Testing: Easily testable in isolation; supports both backend and agentic flows.
Documentation: This README and code docstrings document usage, parameters, and modes.

Usage

Backend Mode (default)

The server exports job data directly to Notion and returns export results.

Example:

from app.mcp.schemas.export_to_notion import ExportToNotionInput, NotionExportConfig
from app.mcp.tools.export_to_notion import export_to_notion

config = NotionExportConfig(
    notion_token="your_token",
    database_id="your_database_id"
)
input = ExportToNotionInput(config=config)
result = await export_to_notion(input)
print(f"Exported {result.exported} jobs to Notion")

Agentic Mode

The server returns a prompt for the client/agent to process with their own LLM.

Example:

input = ExportToNotionInput(config=config, context={"mode": "agentic"})
result = await export_to_notion(input)
prompt = result.context["llm_prompt"]
# Agent runs prompt through its own LLM and parses the result

Features

Batch Export: Export jobs in configurable batches
Filtering: Filter jobs by source, company, location, date range, status
Progress Tracking: Track export progress and handle errors gracefully
Update Existing: Option to update existing Notion pages or create new ones

Notes

The tool is fully MCP-compliant and supports both backend and agentic workflows.
Requires Notion integration token and database ID for configuration.
See code docstrings for parameter details and further examples.

🧪 Testing

This project uses unit tests and supports optional integration tests for all MCP tools and core logic.

Test Types

Unit Tests:
- Use pytest and pytest-asyncio for async test support.
- LLM calls are mocked (using unittest.mock.patch) to ensure tests are fast, reliable, and do not require network/API keys.
- Example: See tests/test_enrich_job.py for how the LLM is mocked and tool logic is tested in isolation.
Integration Tests (Optional):
- You can add tests that call real LLMs (OpenAI, etc.) to verify prompt quality and API integration.
- These are best run manually or in a separate test suite, as they may be slow, flaky, or incur costs.

Running Tests

Install dependencies:

pip install -r requirements.txt
pip install pytest pytest-asyncio

Run all tests:
```
pytest -v
```
Run a specific test file:
```
pytest tests/test_enrich_job.py
```
(Optional) Run integration tests:
- Mark integration tests with @pytest.mark.skip or a custom marker, and run them manually when needed.

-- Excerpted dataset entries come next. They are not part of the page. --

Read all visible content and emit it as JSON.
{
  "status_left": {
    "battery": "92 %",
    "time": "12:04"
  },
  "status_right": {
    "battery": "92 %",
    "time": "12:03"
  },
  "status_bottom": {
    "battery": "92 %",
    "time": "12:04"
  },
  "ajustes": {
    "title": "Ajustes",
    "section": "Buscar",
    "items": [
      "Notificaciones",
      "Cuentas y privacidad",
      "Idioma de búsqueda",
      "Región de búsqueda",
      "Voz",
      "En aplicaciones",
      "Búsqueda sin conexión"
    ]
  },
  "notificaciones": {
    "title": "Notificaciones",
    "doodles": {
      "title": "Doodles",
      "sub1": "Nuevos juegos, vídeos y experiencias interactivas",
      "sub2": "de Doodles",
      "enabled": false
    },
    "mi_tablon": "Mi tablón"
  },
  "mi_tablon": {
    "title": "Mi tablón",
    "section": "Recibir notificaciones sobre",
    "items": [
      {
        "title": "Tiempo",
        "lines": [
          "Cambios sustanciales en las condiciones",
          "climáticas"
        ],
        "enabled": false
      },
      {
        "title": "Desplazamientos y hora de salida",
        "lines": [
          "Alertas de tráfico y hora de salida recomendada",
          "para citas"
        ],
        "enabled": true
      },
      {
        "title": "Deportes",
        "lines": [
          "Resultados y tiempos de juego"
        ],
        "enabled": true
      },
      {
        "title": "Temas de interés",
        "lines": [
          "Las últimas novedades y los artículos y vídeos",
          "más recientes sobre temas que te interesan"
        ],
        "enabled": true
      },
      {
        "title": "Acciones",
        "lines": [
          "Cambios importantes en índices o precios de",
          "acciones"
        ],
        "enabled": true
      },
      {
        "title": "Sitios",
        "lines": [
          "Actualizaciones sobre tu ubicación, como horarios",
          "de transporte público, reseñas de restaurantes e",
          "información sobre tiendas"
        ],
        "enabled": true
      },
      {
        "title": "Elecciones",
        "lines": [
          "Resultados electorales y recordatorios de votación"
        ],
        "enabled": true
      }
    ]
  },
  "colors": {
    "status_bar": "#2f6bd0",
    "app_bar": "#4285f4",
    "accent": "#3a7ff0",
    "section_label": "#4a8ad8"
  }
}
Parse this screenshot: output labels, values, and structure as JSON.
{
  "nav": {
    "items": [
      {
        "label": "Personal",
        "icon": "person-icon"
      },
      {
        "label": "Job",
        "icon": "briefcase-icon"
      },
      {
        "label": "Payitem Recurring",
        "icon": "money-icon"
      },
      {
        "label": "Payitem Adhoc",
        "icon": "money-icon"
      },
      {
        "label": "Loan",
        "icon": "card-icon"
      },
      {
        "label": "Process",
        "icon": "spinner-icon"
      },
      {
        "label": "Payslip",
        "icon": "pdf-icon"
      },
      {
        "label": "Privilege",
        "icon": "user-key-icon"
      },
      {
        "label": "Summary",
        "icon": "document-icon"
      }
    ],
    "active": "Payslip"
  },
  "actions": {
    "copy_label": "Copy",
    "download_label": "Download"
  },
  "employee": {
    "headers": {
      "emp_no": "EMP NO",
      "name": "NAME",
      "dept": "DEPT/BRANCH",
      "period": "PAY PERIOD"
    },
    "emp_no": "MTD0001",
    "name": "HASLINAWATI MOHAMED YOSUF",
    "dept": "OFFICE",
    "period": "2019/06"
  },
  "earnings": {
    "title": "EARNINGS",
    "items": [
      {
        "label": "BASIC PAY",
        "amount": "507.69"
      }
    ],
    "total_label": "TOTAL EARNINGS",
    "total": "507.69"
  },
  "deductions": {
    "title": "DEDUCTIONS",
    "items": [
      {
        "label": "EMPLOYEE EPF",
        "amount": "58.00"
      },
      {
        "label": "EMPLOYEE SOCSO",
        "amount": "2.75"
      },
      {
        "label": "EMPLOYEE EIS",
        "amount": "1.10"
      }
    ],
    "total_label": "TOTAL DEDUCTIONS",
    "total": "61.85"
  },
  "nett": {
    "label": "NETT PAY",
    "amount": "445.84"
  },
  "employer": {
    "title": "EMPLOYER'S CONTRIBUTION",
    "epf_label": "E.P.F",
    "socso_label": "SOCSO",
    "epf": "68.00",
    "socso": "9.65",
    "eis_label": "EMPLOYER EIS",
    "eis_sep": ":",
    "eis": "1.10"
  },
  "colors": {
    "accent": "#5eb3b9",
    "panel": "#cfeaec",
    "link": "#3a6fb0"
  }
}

Example: Mocking LLM Calls

from unittest.mock import patch
import json

llm_response = json.dumps({"company": "TestCorp"})
with patch("app.mcp.tools.enrich_job.call_llm", return_value=llm_response):
    # ... run your test logic here ...

Benefits

Fast: No waiting for real LLMs or network calls.
Reliable: Tests are deterministic and do not depend on external services.
Safe: No API keys or costs required for unit tests.

See the tests/ directory for more examples and patterns.